Posted: Sun Mar 01, 2009 5:18 pm
by stoneyboy
jenfa,
Get the fitters back, they have not done the job correctly.
end

Posted: Sun Mar 01, 2009 7:46 pm
by jenfa
They say it is because there is a lot of sludge in it, but the system worked before, they also say that if they were to balance it, it could take a whole day.

I have been looking at how to balance the rads myself but as the house has a number of extensions am not sure which order the water flows around the house.

Posted: Mon Mar 02, 2009 11:31 am
by AdAstra
This [u]may[/u] help.

I am having exactly the same problem but the plumber drained the system down and did not use an airlock method. I have a microbore system and was told that this could cause airlocks due to the hanging down of the pipework between the joists - seems reasonable. I also tried running individual rads bleeding out air and building up to the full system and everything worked. BUT when the system ran up in the morning I found the problem was back with me. I thought that maybe the pump was not getting enough water around the system to feed all 16 rads or the Mid Pos Valve was stuck. I used the locking lever to place the valve in the mid position. to ensure that both CH and HW systems were being fed equally and I found that all my rads warmed up. It may be that I had a problem for some time but it was only when I came to closely examine the system operation that I found an existing problem. You may have a similar situation, especially if you have a number of addons due to extensions.

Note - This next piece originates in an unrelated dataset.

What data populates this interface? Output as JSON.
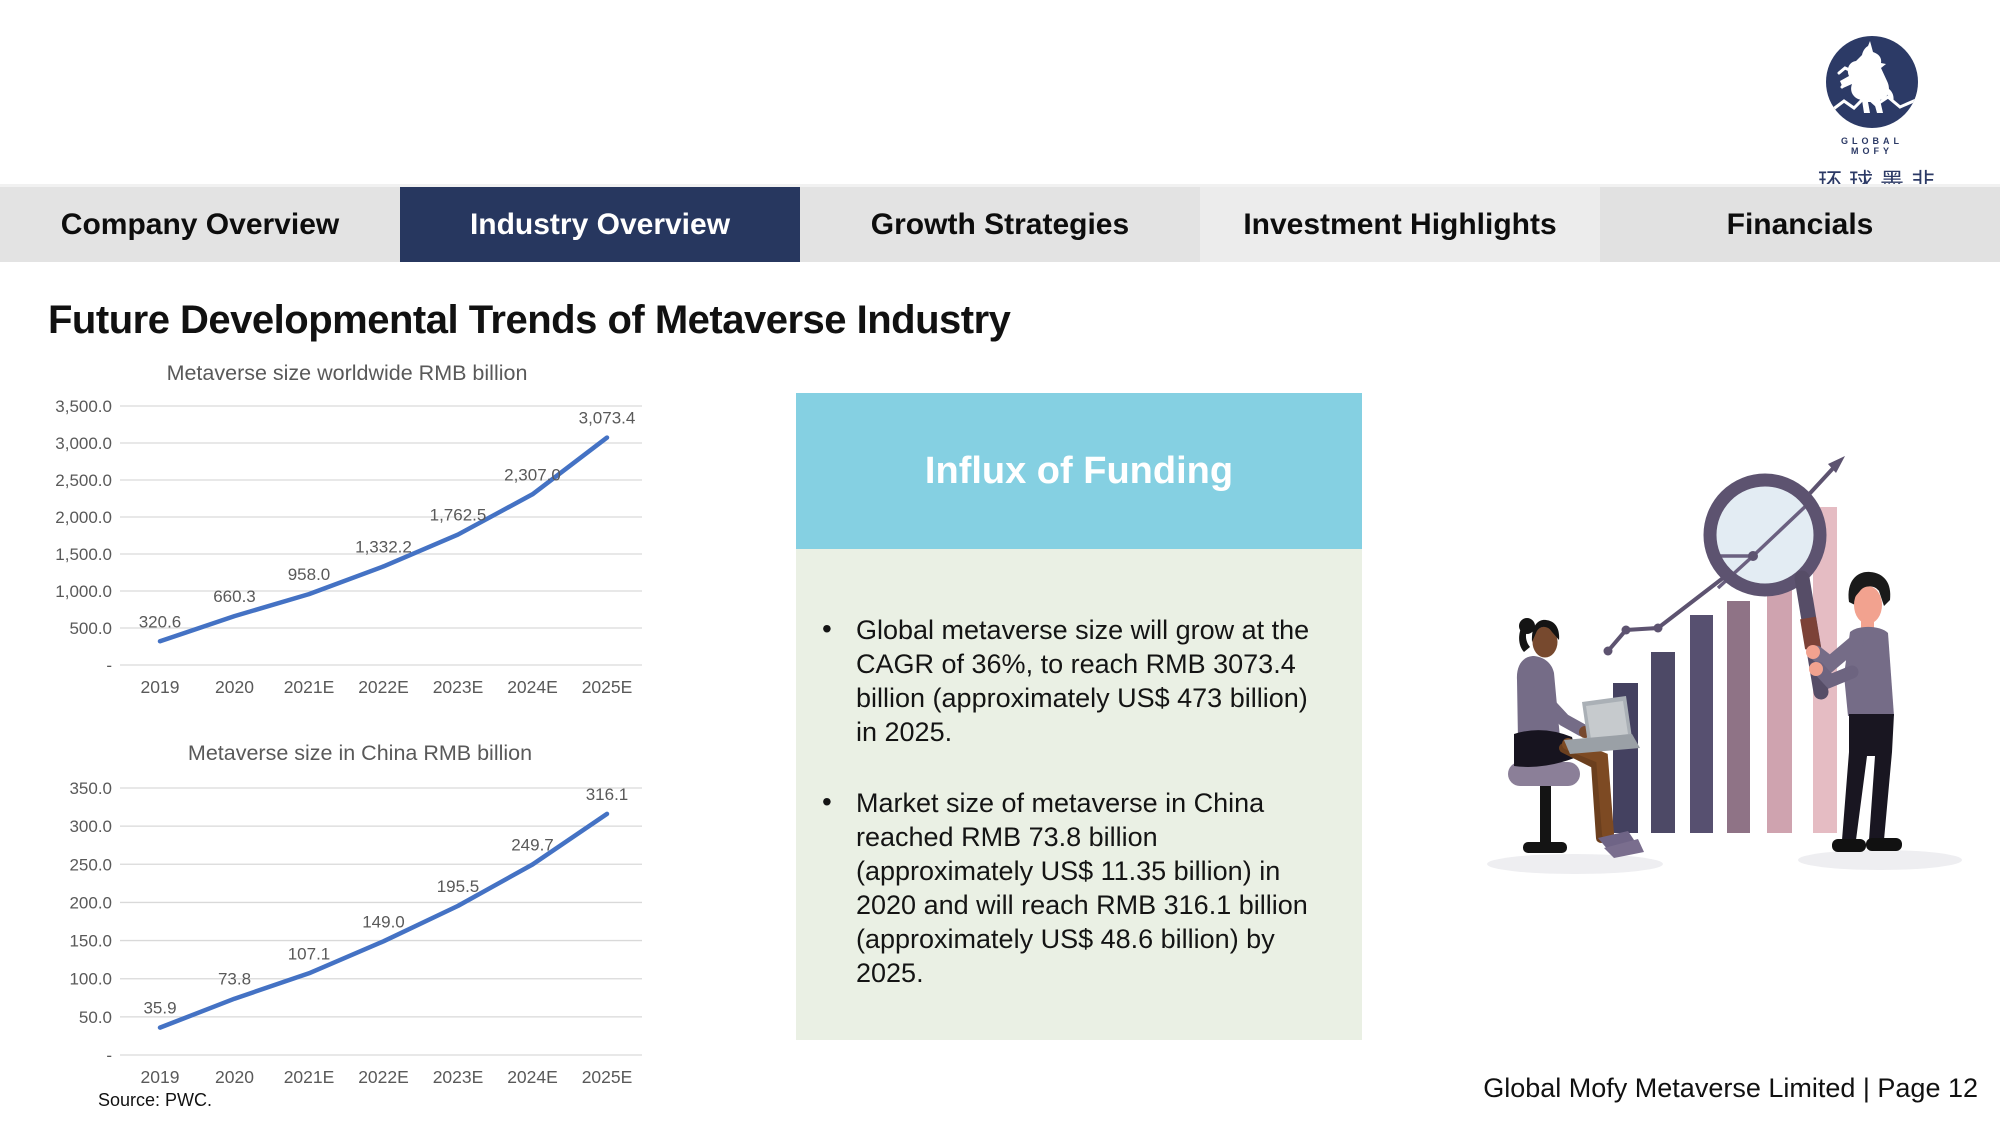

Since then I have replaced the valve actuator but while the rads and water heat up OK, the boiler does not shut down even with the programmer and stats not calling for heat or hot water. If I drop the power off at the fuse and then reset all is fine until the calls cease and the boiler still takes no notice! I am now studying the electrics carefully as, frankly, given the obvious state of the wiring at the central JB anything could have been fudged when the system was installed in 1985 and mapping new colour codings onto the original is not easy and may not be logical either.

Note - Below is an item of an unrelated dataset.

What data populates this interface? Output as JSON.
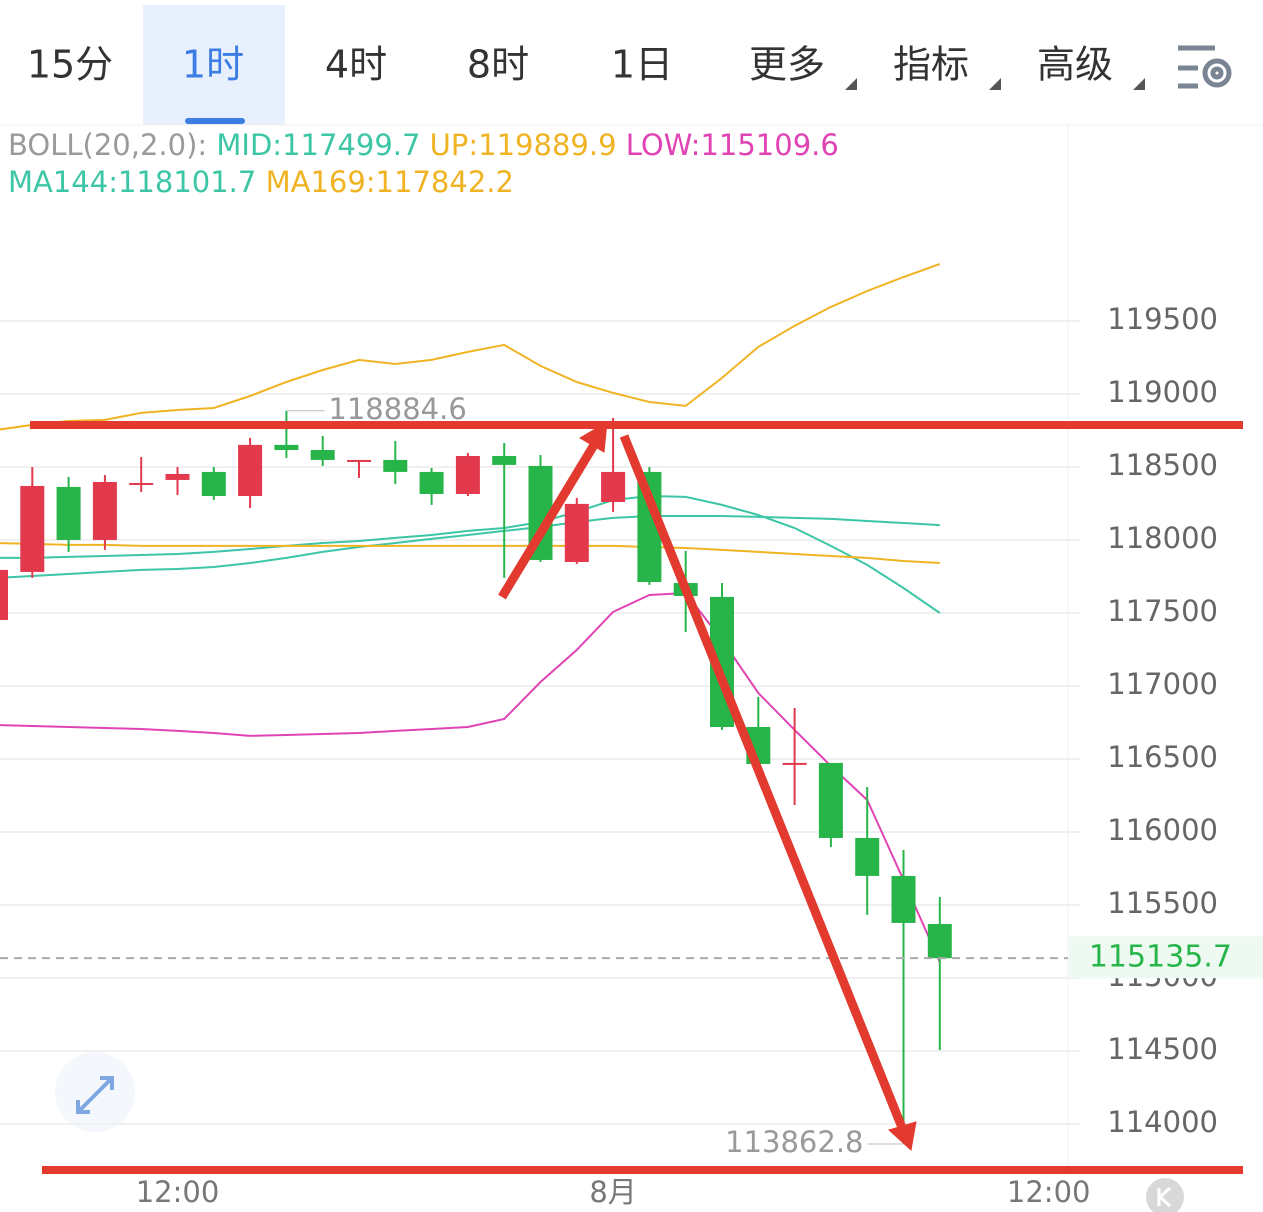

Maybe not much help but good luck

Posted: Mon Mar 02, 2009 9:48 pm
by stoneyboy
jenfa,
I'm not quite sure what balancing your plumber will do for a whole day unless you live in a 10 bed mansion!
You are in a difficult position: clearly they are looking for excuses for the failure of their installation work and I suspect will suggest power flushing the system, this may or may not work and further work will then be recommended.
You could try some basic balancing of your system by restricting those radiators which are hottest - use the valves you can adjust by hand initially and see if this improves things.
If valves were fitted on the new towel rail try restricting these as well.
If this is unsuccessful I can only suggest you get in a different plumber.
end

Posted: Mon Mar 02, 2009 10:03 pm
by jenfa
AdAstra sounds like similar problems we have a drop radiator plan so not an upstairs ring and downstairs but the pipes go up and down and so have lots of elbow joints which can get clogged easily. The pump is slightly undersize too so I think we will be saving up and getting a new pump, the system powerflushed and some new radiators, the wiring looked at and eventually a new boiler.
Can't think it is going to get fixed quickly or cheaply. The problem with old homes and bad diyers!

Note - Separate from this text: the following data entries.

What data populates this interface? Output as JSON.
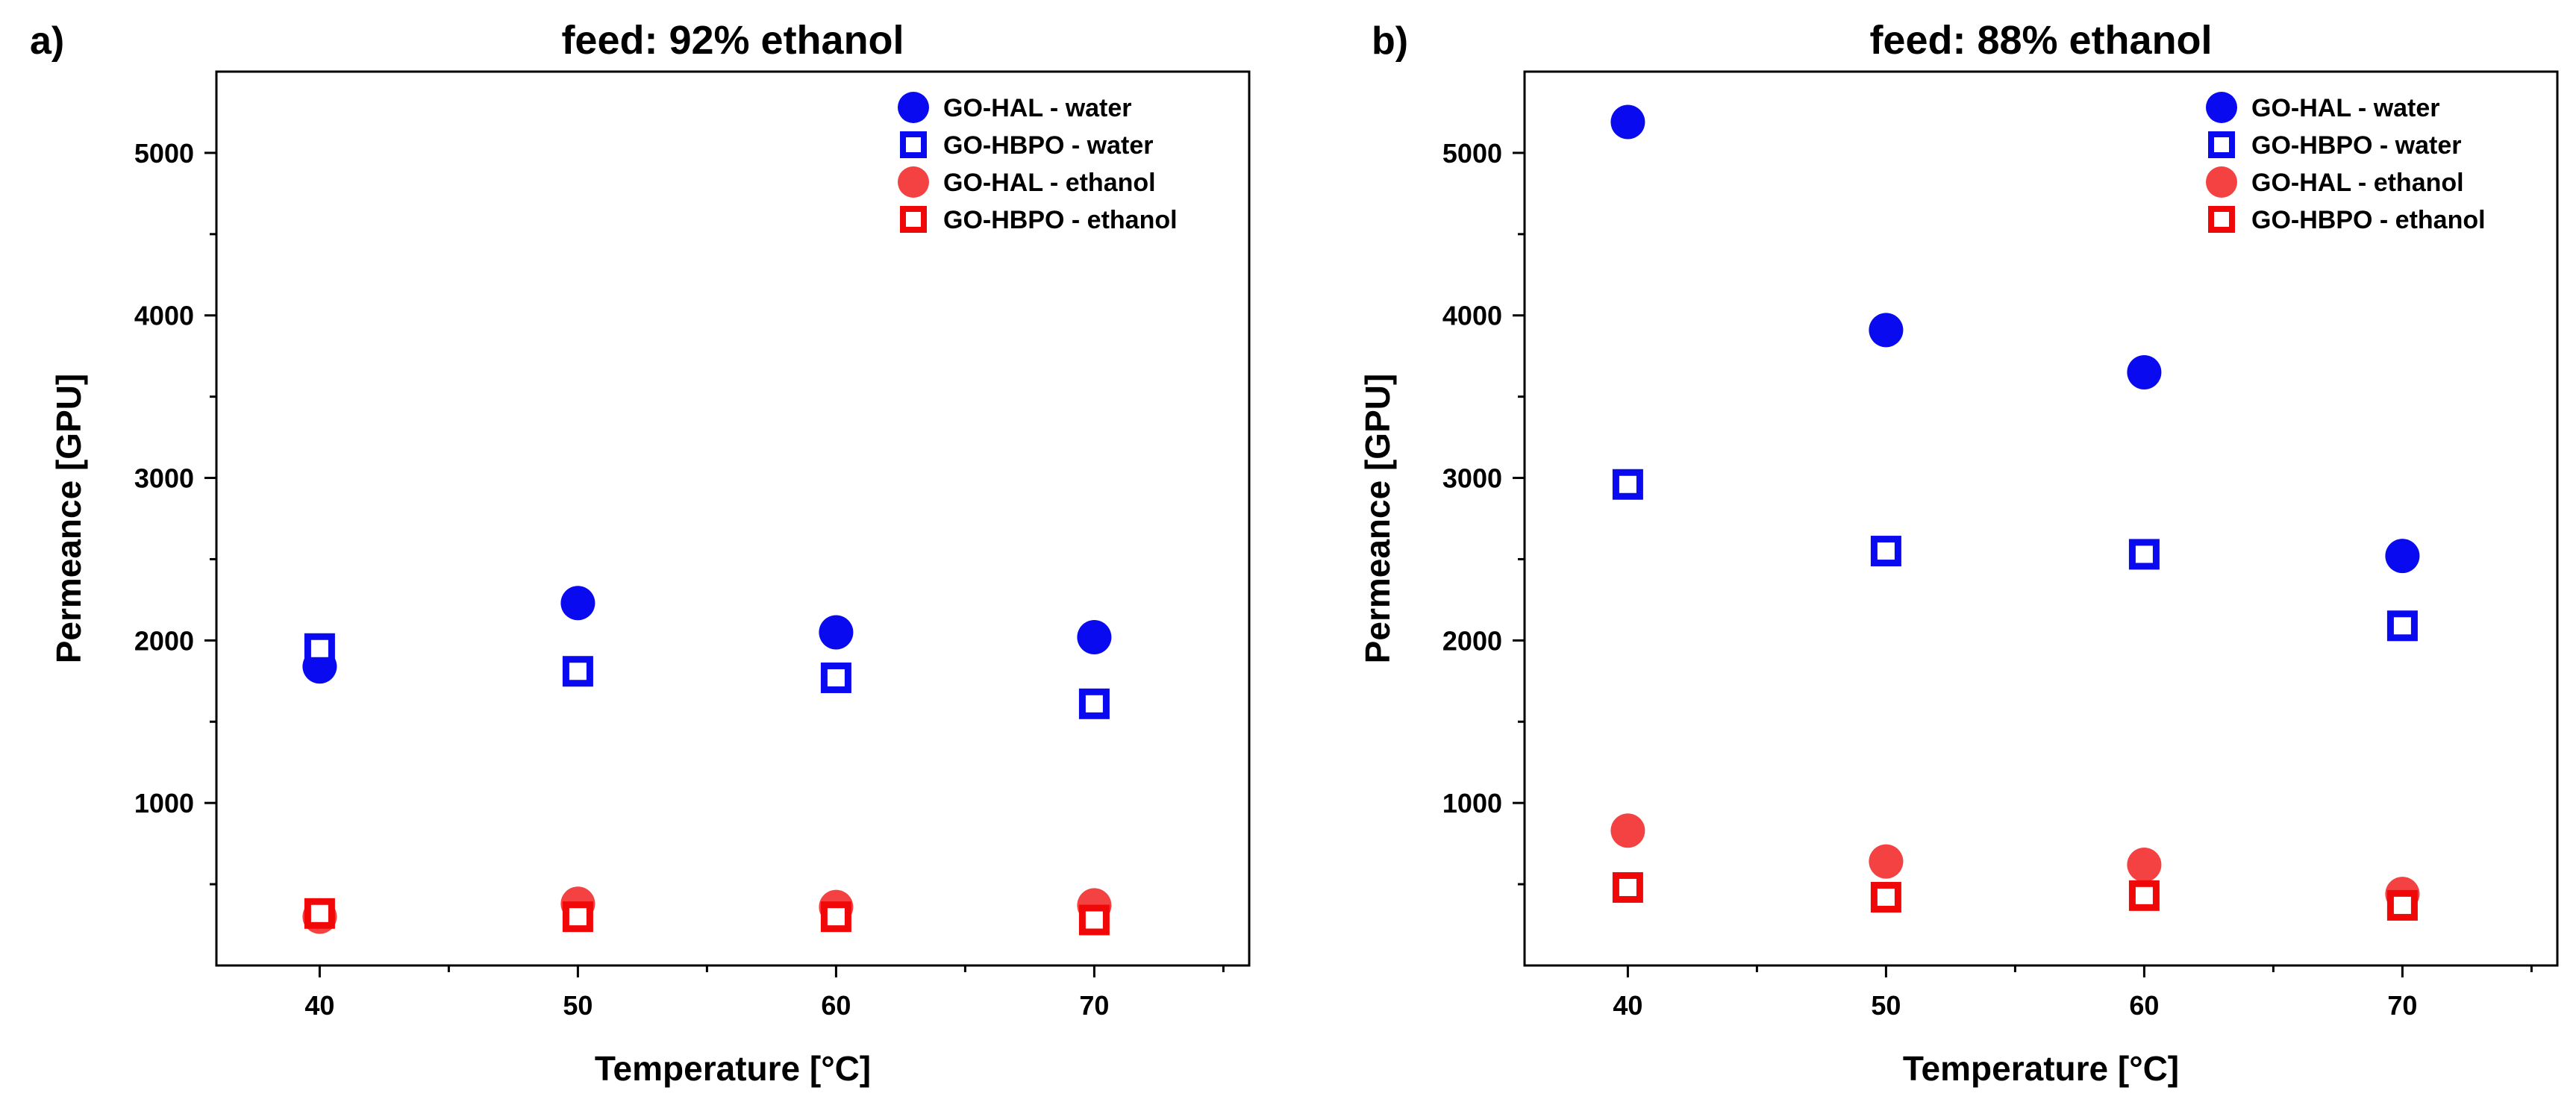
{
  "chart_data": [
    {
      "type": "scatter",
      "panel_label": "a)",
      "title": "feed: 92% ethanol",
      "xlabel": "Temperature [°C]",
      "ylabel": "Permeance [GPU]",
      "xlim": [
        36,
        76
      ],
      "ylim": [
        0,
        5500
      ],
      "xticks": [
        40,
        50,
        60,
        70
      ],
      "yticks": [
        1000,
        2000,
        3000,
        4000,
        5000
      ],
      "legend_position": "top-right",
      "grid": false,
      "series": [
        {
          "name": "GO-HAL - water",
          "marker": "circle",
          "color": "#0a0af0",
          "x": [
            40,
            50,
            60,
            70
          ],
          "y": [
            1840,
            2230,
            2050,
            2020
          ]
        },
        {
          "name": "GO-HBPO - water",
          "marker": "square",
          "color": "#0a0af0",
          "x": [
            40,
            50,
            60,
            70
          ],
          "y": [
            1950,
            1810,
            1770,
            1610
          ]
        },
        {
          "name": "GO-HAL - ethanol",
          "marker": "circle",
          "color": "#f44242",
          "x": [
            40,
            50,
            60,
            70
          ],
          "y": [
            300,
            380,
            360,
            370
          ]
        },
        {
          "name": "GO-HBPO - ethanol",
          "marker": "square",
          "color": "#f00808",
          "x": [
            40,
            50,
            60,
            70
          ],
          "y": [
            320,
            300,
            300,
            280
          ]
        }
      ]
    },
    {
      "type": "scatter",
      "panel_label": "b)",
      "title": "feed: 88% ethanol",
      "xlabel": "Temperature [°C]",
      "ylabel": "Permeance [GPU]",
      "xlim": [
        36,
        76
      ],
      "ylim": [
        0,
        5500
      ],
      "xticks": [
        40,
        50,
        60,
        70
      ],
      "yticks": [
        1000,
        2000,
        3000,
        4000,
        5000
      ],
      "legend_position": "top-right",
      "grid": false,
      "series": [
        {
          "name": "GO-HAL - water",
          "marker": "circle",
          "color": "#0a0af0",
          "x": [
            40,
            50,
            60,
            70
          ],
          "y": [
            5190,
            3910,
            3650,
            2520
          ]
        },
        {
          "name": "GO-HBPO - water",
          "marker": "square",
          "color": "#0a0af0",
          "x": [
            40,
            50,
            60,
            70
          ],
          "y": [
            2960,
            2550,
            2530,
            2090
          ]
        },
        {
          "name": "GO-HAL - ethanol",
          "marker": "circle",
          "color": "#f44242",
          "x": [
            40,
            50,
            60,
            70
          ],
          "y": [
            830,
            640,
            620,
            440
          ]
        },
        {
          "name": "GO-HBPO - ethanol",
          "marker": "square",
          "color": "#f00808",
          "x": [
            40,
            50,
            60,
            70
          ],
          "y": [
            480,
            420,
            430,
            370
          ]
        }
      ]
    }
  ]
}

Posted: Tue Mar 03, 2009 8:54 am
by AdAstra
Hi Jenfa

Just to show you what I mean, since my post to you, I have found the gremlin in the wiring. I had a condensing boiler installed about 3 years ago and from investigation of the actual wiring it would now appear that my plumber ran out of cores and used the boiler to pump cable to carry two live feeds - one for the pump and one for the switched control feed which needs to be dropped before the boiler will switch off. It would seem that the system did work before so I am now trying to find out what has changed since he fudged it.

Incidentally, anyone out there know if picking up the neutral for my pump at the terminal block, instead of taking the Live and neutral feed from the supply fuse on the one cable, is OK. I think it should be OK as the neutral connection will still be back to the mains supply but by a different path but there may be problems with residual voltages that effect the control signals.

The tank and room stats seem to operate correctly with the boiler switched off. Any advice appreciated.